Бессо умилялся его скромности. Ему казалось, что Альберт гений, хотя и смешной чудак. Другие знакомые не считали Эйнштейна гением. Знали, что экзамена в Политехническую школу он не выдержал: удивил экзаминаторов своими математическими познаньями, но ничего не знал в ботанике, в зоологии, почти не владел иностранными языками. Ему предложено было сначала пройти курс в швейцарской коммунальной школе, где преподавание было предназначено для детей. Ничем особенно не выделялся он позднее и в Политехникуме, и после окончания курса. Более способным к физике иностранцем считался Фридрих Адлер (будущий убийца графа Штюрка). Позднее оба были кандидатами на университетскую кафедру по физике и ее предложили Адлеру, а не Эйнштейну. Несмотря на доброту и благодушие Альберта, некоторые товарищи его не любили, не выносили его шуточек и называли его циником, — как будто менее всего подходило к нему это слово.
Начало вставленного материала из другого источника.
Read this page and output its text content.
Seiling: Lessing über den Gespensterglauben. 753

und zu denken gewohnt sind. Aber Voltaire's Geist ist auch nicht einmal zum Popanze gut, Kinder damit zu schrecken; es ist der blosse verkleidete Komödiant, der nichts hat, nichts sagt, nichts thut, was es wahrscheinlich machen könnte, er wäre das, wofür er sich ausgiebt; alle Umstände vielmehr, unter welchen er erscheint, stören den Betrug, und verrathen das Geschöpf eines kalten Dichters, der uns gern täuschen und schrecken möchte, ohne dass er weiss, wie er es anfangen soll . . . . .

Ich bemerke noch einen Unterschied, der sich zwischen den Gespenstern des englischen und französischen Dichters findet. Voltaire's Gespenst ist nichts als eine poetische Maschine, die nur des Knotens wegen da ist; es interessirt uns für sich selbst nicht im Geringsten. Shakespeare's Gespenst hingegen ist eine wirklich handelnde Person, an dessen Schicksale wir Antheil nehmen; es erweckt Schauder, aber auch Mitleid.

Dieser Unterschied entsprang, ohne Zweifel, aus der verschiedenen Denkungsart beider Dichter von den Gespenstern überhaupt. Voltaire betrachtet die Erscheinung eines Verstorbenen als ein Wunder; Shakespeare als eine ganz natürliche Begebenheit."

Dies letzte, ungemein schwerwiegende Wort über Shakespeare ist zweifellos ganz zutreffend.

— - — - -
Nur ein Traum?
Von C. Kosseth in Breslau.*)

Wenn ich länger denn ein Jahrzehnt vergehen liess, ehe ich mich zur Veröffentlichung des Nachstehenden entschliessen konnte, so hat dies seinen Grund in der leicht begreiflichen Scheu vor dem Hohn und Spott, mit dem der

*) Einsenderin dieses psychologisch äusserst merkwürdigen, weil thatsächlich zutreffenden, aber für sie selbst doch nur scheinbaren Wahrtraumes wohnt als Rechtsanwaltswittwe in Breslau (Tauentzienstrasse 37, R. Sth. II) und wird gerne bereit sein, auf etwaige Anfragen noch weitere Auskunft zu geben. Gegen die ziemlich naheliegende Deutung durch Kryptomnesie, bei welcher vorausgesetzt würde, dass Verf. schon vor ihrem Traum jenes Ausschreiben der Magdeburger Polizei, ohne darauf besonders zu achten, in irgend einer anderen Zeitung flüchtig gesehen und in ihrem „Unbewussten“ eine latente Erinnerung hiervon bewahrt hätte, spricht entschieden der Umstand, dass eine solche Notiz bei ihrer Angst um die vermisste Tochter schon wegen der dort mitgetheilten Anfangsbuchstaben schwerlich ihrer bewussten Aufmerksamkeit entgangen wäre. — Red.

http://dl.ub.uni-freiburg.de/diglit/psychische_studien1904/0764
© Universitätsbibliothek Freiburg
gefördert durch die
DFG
Искренне его любил, повидимому, только Бессо. Он, собственно, первый и оценил теорию относительности. Но, при своем латинском уме, все же не очень увлекался «тевтонскими глубинами». По забавному стечению обстоятельств Эйнштейн очень долго, уже будучи мировой знаменитостью, считался воплощением немецкого духа в науке. Его поклонник, тоже знаменитый физик Вин, по политическим взглядам немецкий националист, говорил лорду Рутерфорду, что по настоящему понять Эйнштейна может только германский ученый. Рутерфорд поднимал брови не столько обиженно, сколько изумленно: «Is that so?» Никак не думал, что в физике есть вещи, которых он понять не может. Очень скоро после этого, при Гитлере и даже раньше, Эйнштейн был объявлен воплощением антинемецкого духа.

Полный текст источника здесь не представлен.